RIO DE JANEIRO - Lula anunciou que montará um "governo paralelo" para fiscalizar a gestão de Michel Temer. É o que os ingleses chamam de "shadow cabinet" - um ministério informal, agindo à sombra do oficial, para ver se este está trabalhando a favor dos interesses da população. Já leu? Pois esqueça. Lula disse isto todas as vezes em que foi derrotado numa eleição. O "shadow cabinet" é um de seus factoides, destinado apenas a fazer espuma e adoçar seu minguante eleitorado interno.

Se Lula não fiscalizou seu governo, nem o de Dilma, como fiscalizará um governo alheio? Nos 13 anos de PT no poder, houve o aparelhamento e a tomada do Estado, o assalto à Petrobras, o festival de propinas, a farra das montadoras e das empreiteiras, a venda de medidas provisórias, a bacanal fiscal e o rombo nas contas públicas. Tudo isto levou o país para o buraco e, como a Carolina do Chico Buarque, só Lula não viu.

Lula não fiscalizou as manhas e artimanhas de seus amigos José Dirceu,Delúbio Soares, José Genoíno, João Vaccari, Silvinho Pereira, Delcídio do Amaral e demais cartolas do PT, dos marqueteiros João Santana e Mônica Moura, dos empreiteiros Leo Pinheiro e Marcelo Odebrecht, do pecuaristaJosé Carlos Bumlai e de outros que ficam, literalmente, na geladeira.

Aliás, Lula não fiscalizou nem a si mesmo.
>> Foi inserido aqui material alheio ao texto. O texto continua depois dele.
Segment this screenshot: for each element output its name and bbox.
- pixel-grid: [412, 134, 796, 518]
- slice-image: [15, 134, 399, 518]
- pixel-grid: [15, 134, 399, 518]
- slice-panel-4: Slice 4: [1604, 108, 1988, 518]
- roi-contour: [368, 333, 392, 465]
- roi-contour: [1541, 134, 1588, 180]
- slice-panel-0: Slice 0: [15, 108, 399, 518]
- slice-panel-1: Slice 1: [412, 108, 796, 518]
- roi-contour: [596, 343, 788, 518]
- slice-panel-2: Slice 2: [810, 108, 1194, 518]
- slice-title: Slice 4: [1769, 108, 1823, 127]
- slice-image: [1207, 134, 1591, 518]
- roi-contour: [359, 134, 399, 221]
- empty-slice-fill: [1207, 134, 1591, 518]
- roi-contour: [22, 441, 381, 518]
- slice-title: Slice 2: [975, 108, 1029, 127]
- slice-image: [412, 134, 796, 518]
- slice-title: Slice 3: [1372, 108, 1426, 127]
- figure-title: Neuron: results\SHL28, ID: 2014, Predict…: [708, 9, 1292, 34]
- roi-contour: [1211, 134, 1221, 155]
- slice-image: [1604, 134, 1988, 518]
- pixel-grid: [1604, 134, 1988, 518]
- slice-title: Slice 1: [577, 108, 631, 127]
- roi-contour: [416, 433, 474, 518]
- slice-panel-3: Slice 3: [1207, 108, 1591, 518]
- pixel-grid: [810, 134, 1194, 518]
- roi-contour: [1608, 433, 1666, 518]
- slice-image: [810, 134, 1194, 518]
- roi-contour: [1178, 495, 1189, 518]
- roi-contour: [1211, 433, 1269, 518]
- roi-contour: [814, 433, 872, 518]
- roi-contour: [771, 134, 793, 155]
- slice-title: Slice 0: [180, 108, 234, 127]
Deslumbrou-se com os vinhos e jatinhos da elite golpista loura e de olhos azuis, promoveu reformas em sítios e tríplex que não lhe pertenciam e fez palestras milionárias de que não se conhece uma palavra.
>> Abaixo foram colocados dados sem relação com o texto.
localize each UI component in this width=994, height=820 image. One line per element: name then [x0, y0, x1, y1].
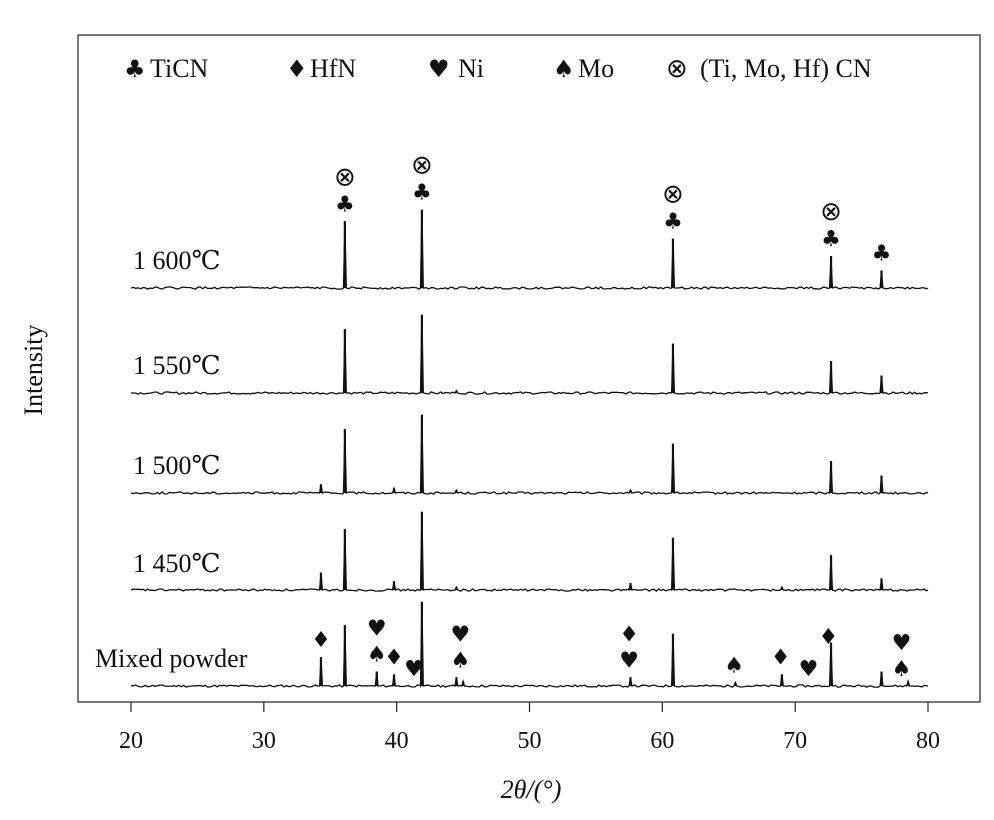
phase-marker: ♦: [619, 622, 639, 647]
series-1: 1 450℃: [130, 511, 929, 592]
x-tick-label: 40: [385, 728, 409, 754]
y-axis-label: Intensity: [19, 325, 48, 416]
series-label: 1 500℃: [133, 451, 221, 480]
legend-symbol-ticn: ♣: [124, 55, 146, 83]
legend-symbol-solid-solution: ⊗: [666, 54, 688, 84]
phase-marker: ♣: [412, 181, 432, 206]
phase-marker: ♥: [892, 631, 912, 656]
series-label: Mixed powder: [95, 644, 248, 673]
solid-solution-marker: ⊗: [820, 197, 842, 227]
legend-label-solid-solution: (Ti, Mo, Hf) CN: [700, 54, 872, 83]
x-tick-label: 20: [119, 728, 143, 754]
phase-marker: ♣: [821, 227, 841, 252]
phase-marker: ♥: [451, 622, 471, 647]
series-line: [130, 414, 929, 495]
legend-label-ni: Ni: [458, 54, 484, 83]
legend: ♣ TiCN ♦ HfN ♥ Ni ♠ Mo ⊗ (Ti, Mo, Hf) CN: [124, 54, 872, 84]
x-tick-label: 50: [518, 728, 542, 754]
series-label: 1 550℃: [133, 351, 221, 380]
series-line: [131, 314, 929, 395]
phase-marker: ♦: [311, 628, 331, 653]
peak-annotations: ♣⊗♣⊗♣⊗♣⊗♣♦♠♥♦ ♥ ♠♥♥♦♠ ♦ ♥♦♠♥: [311, 151, 911, 682]
series-2: 1 500℃: [130, 414, 929, 495]
legend-symbol-hfn: ♦: [286, 55, 308, 83]
series-0: Mixed powder: [95, 601, 929, 689]
phase-marker: ♠: [892, 657, 912, 682]
series-line: [130, 601, 929, 689]
legend-label-mo: Mo: [578, 54, 614, 83]
legend-label-hfn: HfN: [310, 54, 356, 83]
series-3: 1 550℃: [131, 314, 929, 395]
legend-symbol-mo: ♠: [553, 55, 575, 83]
phase-marker: ♠: [451, 648, 471, 673]
phase-marker: ♠: [367, 643, 387, 668]
series-layer: Mixed powder 1 450℃ 1 500℃ 1 550℃ 1 600℃: [95, 209, 929, 689]
solid-solution-marker: ⊗: [334, 162, 356, 192]
phase-marker: ♥: [619, 648, 639, 673]
phase-marker: ♠: [724, 654, 744, 679]
x-tick-label: 30: [252, 728, 276, 754]
phase-marker: ♦: [771, 645, 791, 670]
x-tick-label: 70: [783, 728, 807, 754]
phase-marker: ♥: [404, 657, 424, 682]
series-line: [130, 511, 929, 592]
phase-marker: ♦: [819, 625, 839, 650]
solid-solution-marker: ⊗: [411, 151, 433, 181]
series-label: 1 600℃: [133, 246, 221, 275]
phase-marker: ♣: [663, 210, 683, 235]
x-axis-label: 2θ/(°): [501, 775, 562, 804]
phase-marker: ♦: [384, 645, 404, 670]
x-tick-label: 60: [650, 728, 674, 754]
phase-marker: ♥: [367, 617, 387, 642]
phase-marker: ♥: [799, 657, 819, 682]
legend-label-ticn: TiCN: [150, 54, 209, 83]
x-axis: 20 30 40 50 60 70 80: [119, 702, 940, 754]
series-line: [130, 209, 929, 290]
x-tick-label: 80: [916, 728, 940, 754]
legend-symbol-ni: ♥: [428, 55, 450, 83]
phase-marker: ♣: [872, 242, 892, 267]
solid-solution-marker: ⊗: [662, 180, 684, 210]
phase-marker: ♣: [335, 192, 355, 217]
series-label: 1 450℃: [133, 549, 221, 578]
series-4: 1 600℃: [130, 209, 929, 290]
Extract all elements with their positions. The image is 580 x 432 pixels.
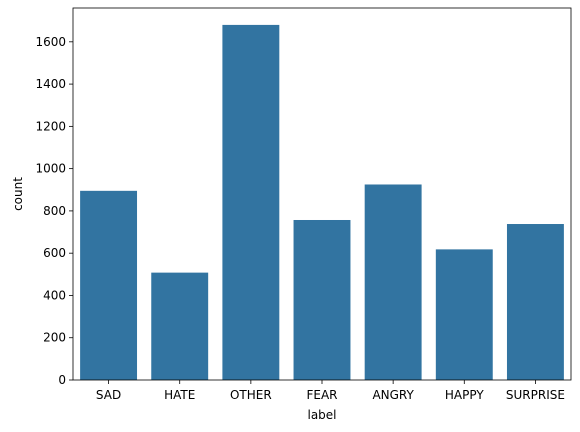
bar-fear <box>293 219 351 380</box>
x-axis-ticks: SAD HATE OTHER FEAR ANGRY HAPPY SURPRISE <box>96 380 565 402</box>
y-tick-label: 1600 <box>35 35 66 49</box>
bar-surprise <box>506 224 564 380</box>
x-tick-label: HATE <box>164 388 195 402</box>
x-tick-label: HAPPY <box>445 388 484 402</box>
x-tick-label: OTHER <box>230 388 272 402</box>
y-tick-label: 1000 <box>35 162 66 176</box>
y-axis-ticks: 0 200 400 600 800 1000 1200 1400 1600 <box>35 35 73 387</box>
x-tick-label: FEAR <box>306 388 337 402</box>
y-tick-label: 0 <box>58 373 66 387</box>
x-tick-label: ANGRY <box>372 388 414 402</box>
bar-sad <box>80 190 138 380</box>
x-tick-label: SAD <box>96 388 121 402</box>
x-tick-label: SURPRISE <box>506 388 565 402</box>
y-axis-title: count <box>11 177 25 211</box>
y-tick-label: 600 <box>43 246 66 260</box>
y-tick-label: 200 <box>43 331 66 345</box>
x-axis-title: label <box>307 408 336 422</box>
bars-group <box>80 24 564 381</box>
bar-hate <box>151 272 209 380</box>
bar-happy <box>435 249 493 380</box>
y-tick-label: 800 <box>43 204 66 218</box>
bar-angry <box>364 184 422 380</box>
y-tick-label: 1200 <box>35 119 66 133</box>
bar-other <box>222 24 280 381</box>
y-tick-label: 400 <box>43 288 66 302</box>
plot-frame <box>72 7 572 381</box>
y-tick-label: 1400 <box>35 77 66 91</box>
E, agora, Lula já não conseguirá fiscalizar seus antigos aliados, que estão presos na Lava Jato e a fim de contar o que sabem para mitigar as sentenças de que não escaparão. Marcelo Odebrecht, por exemplo, quer falar para reduzir os 100 anos de cadeia a que está sujeito e, quem sabe, dividir com Lula o que sobrar.